The attack occurred during the morning rush hours when a suicide car bomber blew up his explosives-laden car at a police checkpoint at the entrance of an archaeological site of ancient Babylon, just north of the city of Hilla, some 100 km south of Baghdad, a local police source told Xinhua.

The huge blast set fire to more than 30 cars and damaged dozens of others, along with destroying the checkpoint buildings, the source said.

An official from Hilla hospital told Xinhua that his hospital “has received 34 bodies and more than 120 wounded people were admitted for treatment”.

Five policemen were among the killed and many others were among the wounded, in addition to many women and children, the source said.

“Some of the bodies were badly charred because many of the victims could not get out of their cars as their doors were shut by the pressure of the explosion,” the source added.

Meanwhile, the Iraqiya state-run channel reported that two of its employees working for the Hilla office were among those killed.
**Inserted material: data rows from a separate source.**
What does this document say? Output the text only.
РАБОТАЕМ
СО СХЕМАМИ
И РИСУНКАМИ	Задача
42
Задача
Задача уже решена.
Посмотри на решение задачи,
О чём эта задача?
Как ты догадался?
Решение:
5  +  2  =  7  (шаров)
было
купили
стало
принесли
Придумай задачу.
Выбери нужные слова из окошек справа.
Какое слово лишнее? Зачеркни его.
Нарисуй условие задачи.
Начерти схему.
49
The two were at the checkpoint heading from their homes in the town of Mussaiyab, some 50 km south of Baghdad, to the office in Hilla.

In a separate incident, gunmen opened fire at a minibus carrying employees of the government-owned North Oil Company near the city of Tuz-Khurmato, 200 km north of Baghdad, killing three people and wounding six others.

The assault occurred in the early hours of the day when the employees had left their homes for work.

Iraq is witnessing its worst violence in recent years. According to the UN Assistance Mission for Iraq, a total of 8,868 Iraqis, including 7,818 civilians and civilian police personnel, were killed in 2013, the highest annual death toll in years.